Since the domestic incidents connected with that unpleasant
review in The Current, the relations between Alfred Yule and his
daughter had suffered a permanent change, though not in a degree
noticeable by any one but the two concerned. To all appearances,
they worked together and conversed very much as they had been wont
to do; but Marian was made to feel in many subtle ways that her
father no longer had complete confidence in her, no longer took the
same pleasure as formerly in the skill and conscientiousness of her
work, and Yule on his side perceived too clearly that the girl was
preoccupied with something other than her old wish to aid and
satisfy him, that she had a new life of her own alien to, and in
some respects irreconcilable with, the existence in which he
desired to confirm her. There was no renewal of open disagreement,
but their conversations frequently ended by tacit mutual consent,
at a point which threatened divergence; and in Yule's case every
such warning was a cause of intense irritation. He feared to
provoke Marian, and this fear was again a torture to his pride.

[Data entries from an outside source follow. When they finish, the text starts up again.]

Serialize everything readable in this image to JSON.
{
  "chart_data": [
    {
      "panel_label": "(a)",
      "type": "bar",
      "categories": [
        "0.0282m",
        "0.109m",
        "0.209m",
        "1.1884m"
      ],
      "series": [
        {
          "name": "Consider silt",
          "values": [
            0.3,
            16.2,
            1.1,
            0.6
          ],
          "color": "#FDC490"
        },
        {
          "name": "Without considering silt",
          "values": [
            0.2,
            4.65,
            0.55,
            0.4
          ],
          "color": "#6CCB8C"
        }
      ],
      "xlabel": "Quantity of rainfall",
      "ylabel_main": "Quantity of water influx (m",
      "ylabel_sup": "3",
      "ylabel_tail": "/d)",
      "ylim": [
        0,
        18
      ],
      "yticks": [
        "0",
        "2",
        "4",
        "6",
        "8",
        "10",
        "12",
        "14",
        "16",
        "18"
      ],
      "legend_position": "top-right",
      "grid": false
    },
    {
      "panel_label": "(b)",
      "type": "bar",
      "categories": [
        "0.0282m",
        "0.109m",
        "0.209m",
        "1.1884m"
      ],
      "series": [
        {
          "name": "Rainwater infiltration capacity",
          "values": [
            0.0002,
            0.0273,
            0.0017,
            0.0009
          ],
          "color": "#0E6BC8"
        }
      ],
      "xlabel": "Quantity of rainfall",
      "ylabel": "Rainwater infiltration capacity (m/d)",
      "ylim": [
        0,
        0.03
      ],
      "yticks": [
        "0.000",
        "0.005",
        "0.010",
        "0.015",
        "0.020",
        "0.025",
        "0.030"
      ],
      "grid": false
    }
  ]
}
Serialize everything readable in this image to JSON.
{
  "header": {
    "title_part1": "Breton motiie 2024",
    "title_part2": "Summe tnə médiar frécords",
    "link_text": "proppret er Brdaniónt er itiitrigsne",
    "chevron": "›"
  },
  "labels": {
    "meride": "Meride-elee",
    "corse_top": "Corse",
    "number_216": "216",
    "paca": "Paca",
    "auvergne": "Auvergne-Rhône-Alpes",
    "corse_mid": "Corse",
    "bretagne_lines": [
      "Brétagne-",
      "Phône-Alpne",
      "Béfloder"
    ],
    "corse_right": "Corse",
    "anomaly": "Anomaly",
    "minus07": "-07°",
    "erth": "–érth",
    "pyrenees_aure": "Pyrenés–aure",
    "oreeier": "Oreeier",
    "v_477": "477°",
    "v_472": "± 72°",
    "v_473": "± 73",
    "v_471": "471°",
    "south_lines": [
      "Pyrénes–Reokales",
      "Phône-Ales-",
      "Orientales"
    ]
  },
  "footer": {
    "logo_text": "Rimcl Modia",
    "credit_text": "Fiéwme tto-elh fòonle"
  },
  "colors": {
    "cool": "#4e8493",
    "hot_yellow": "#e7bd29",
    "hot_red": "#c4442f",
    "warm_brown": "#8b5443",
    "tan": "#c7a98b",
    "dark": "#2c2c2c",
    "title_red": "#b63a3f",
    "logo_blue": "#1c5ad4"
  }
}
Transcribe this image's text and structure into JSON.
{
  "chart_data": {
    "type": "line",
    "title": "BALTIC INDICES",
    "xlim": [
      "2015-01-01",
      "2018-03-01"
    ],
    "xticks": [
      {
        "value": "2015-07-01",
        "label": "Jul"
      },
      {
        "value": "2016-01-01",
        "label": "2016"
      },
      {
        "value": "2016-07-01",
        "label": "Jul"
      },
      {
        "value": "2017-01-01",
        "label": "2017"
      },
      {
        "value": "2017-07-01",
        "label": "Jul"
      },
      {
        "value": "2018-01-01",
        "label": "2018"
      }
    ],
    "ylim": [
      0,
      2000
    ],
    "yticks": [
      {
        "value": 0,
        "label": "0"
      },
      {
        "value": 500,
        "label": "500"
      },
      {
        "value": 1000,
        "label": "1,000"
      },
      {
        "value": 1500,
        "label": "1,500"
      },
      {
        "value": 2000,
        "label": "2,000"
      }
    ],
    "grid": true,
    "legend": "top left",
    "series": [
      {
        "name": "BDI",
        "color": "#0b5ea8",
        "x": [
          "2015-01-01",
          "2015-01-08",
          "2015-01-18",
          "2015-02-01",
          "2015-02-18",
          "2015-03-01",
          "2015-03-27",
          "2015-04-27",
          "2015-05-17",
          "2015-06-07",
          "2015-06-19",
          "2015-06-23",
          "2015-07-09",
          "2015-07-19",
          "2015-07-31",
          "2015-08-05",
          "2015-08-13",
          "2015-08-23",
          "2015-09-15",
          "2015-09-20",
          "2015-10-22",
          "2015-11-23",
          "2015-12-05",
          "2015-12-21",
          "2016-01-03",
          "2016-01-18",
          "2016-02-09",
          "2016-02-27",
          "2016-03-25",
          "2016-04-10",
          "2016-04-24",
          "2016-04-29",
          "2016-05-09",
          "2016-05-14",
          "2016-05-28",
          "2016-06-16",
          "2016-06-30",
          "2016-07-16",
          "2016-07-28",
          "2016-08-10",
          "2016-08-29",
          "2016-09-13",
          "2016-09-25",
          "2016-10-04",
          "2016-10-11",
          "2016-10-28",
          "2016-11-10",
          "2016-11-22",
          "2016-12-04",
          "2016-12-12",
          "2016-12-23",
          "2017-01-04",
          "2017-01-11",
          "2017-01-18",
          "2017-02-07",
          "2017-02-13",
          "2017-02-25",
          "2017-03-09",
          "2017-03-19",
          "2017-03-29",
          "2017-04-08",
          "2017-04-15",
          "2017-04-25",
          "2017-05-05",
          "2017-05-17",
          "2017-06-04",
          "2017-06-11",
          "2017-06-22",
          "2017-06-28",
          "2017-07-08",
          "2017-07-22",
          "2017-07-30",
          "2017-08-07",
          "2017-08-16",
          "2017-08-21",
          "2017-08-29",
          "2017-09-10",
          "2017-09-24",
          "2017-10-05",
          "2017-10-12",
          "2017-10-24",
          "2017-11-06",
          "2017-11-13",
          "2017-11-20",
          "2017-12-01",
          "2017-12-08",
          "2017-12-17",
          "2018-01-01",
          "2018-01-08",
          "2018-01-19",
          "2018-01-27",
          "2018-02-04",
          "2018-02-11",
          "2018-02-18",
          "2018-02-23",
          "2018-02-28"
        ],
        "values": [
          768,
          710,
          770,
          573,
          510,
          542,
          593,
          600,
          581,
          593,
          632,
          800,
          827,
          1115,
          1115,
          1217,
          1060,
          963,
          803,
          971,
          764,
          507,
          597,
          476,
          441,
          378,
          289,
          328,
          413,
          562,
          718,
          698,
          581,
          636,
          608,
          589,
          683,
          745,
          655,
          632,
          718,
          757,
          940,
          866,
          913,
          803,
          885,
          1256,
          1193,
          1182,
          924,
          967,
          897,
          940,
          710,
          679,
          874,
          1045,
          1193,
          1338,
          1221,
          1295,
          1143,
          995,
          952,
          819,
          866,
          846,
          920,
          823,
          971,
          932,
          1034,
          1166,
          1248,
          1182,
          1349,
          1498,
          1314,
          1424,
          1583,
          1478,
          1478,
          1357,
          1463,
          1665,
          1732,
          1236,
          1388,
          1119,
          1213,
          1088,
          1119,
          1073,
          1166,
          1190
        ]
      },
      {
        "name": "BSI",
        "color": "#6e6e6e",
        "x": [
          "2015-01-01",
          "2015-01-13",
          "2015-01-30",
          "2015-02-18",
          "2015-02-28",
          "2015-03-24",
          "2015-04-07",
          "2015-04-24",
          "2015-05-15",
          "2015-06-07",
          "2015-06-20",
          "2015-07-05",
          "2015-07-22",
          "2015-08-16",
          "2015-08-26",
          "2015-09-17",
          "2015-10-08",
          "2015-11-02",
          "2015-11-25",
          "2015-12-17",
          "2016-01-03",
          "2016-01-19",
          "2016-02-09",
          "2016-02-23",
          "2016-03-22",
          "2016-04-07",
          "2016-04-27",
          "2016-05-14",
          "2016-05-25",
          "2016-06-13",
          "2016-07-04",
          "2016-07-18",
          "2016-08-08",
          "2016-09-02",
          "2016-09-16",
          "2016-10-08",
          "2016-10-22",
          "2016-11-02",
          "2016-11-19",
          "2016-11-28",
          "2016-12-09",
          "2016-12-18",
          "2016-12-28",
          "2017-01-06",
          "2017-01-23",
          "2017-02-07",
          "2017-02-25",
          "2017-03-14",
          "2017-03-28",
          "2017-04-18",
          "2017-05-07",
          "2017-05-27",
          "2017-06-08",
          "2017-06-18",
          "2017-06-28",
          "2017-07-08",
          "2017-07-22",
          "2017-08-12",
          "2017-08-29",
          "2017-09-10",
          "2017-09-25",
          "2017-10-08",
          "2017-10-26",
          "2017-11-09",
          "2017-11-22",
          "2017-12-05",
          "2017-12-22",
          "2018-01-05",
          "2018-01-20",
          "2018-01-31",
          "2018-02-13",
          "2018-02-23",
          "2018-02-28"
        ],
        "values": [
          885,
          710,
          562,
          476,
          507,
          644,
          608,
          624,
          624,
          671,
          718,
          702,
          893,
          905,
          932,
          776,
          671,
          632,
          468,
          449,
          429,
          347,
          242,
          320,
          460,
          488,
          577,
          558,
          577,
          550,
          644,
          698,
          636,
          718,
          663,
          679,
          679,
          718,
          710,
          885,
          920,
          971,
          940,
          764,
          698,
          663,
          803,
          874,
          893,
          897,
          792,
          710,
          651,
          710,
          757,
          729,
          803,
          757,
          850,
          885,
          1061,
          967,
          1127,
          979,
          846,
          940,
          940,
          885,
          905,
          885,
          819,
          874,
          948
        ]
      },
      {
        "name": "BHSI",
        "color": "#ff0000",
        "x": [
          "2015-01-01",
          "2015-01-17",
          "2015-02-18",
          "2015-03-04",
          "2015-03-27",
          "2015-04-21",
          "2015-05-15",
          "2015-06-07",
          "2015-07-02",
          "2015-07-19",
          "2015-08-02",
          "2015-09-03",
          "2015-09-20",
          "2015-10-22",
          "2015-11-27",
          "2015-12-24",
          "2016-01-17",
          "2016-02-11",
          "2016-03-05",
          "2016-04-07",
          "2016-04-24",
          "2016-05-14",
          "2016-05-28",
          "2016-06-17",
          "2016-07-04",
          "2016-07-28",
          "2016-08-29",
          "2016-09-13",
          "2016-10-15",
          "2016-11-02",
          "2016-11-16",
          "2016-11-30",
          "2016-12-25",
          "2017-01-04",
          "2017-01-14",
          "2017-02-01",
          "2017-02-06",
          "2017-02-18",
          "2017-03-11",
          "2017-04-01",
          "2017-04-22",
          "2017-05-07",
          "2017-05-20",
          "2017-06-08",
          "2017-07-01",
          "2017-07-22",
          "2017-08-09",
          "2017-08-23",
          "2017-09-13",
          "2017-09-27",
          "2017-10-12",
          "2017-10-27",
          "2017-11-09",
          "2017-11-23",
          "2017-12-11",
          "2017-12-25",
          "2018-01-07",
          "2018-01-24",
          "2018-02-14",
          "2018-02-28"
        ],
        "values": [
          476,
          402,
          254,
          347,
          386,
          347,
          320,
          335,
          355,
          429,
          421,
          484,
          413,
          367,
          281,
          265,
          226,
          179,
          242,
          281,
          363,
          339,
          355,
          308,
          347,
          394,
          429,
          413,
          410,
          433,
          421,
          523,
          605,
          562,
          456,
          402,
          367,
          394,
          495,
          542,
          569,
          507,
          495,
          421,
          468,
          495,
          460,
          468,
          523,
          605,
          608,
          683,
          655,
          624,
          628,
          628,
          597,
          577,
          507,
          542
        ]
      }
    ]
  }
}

Beyond the fact that his daughter was in constant communication
with the Miss Milvains, he knew, and could discover, nothing of the
terms on which she stood with the girls' brother, and this
ignorance was harder to bear than full assurance of a disagreeable
fact would have been. That a man like Jasper Milvain, whose name
was every now and then forced upon his notice as a rising
periodicalist and a faithful henchman of the unspeakable Fadge—that
a young fellow of such excellent prospects should seriously attach
himself to a girl like Marian seemed to him highly improbable,
save, indeed, for the one consideration, that Milvain, who
assuredly had a very keen eye to chances, might regard the girl as
a niece of old John Yule, and therefore worth holding in view until
it was decided whether or not she would benefit by her uncle's
decease. Fixed in his antipathy to the young man, he would not
allow himself to admit any but a base motive on Milvain's side, if,
indeed, Marian and Jasper were more to each other than slight
acquaintances; and he persuaded himself that anxiety for the girl's
welfare was at least as strong a motive with him as mere prejudice
against the ally of Fadge, and, it might be, the reviewer of
'English Prose.' Milvain was quite capable of playing fast and
loose with a girl, and Marian, owing to the peculiar circumstances
of her position, would easily be misled by the pretence of a clever
speculator.

That she had never spoken again about the review in The Current
might receive several explanations. Perhaps she had not been able
to convince herself either for or against Milvain's authorship;
perhaps she had reason to suspect that the young man was the
author; perhaps she merely shrank from reviving a discussion in
which she might betray what she desired to keep secret. This last
was the truth. Finding that her father did not recur to the
subject, Marian concluded that he had found himself to be
misinformed. But Yule, though he heard the original rumour denied
by people whom in other matters he would have trusted, would not
lay aside the doubt that flattered his prejudices. If Milvain were
not the writer of the review, he very well might have been; and
what certainty could be arrived at in matters of literary
gossip?

There was an element of jealousy in the father's feeling. If he
did not love Marian with all the warmth of which a parent is
capable, at least he had more affection for her than for any other
person, and of this he became strongly aware now that the girl
seemed to be turning from him. If he lost Marian, he would indeed
be a lonely man, for he considered his wife of no account.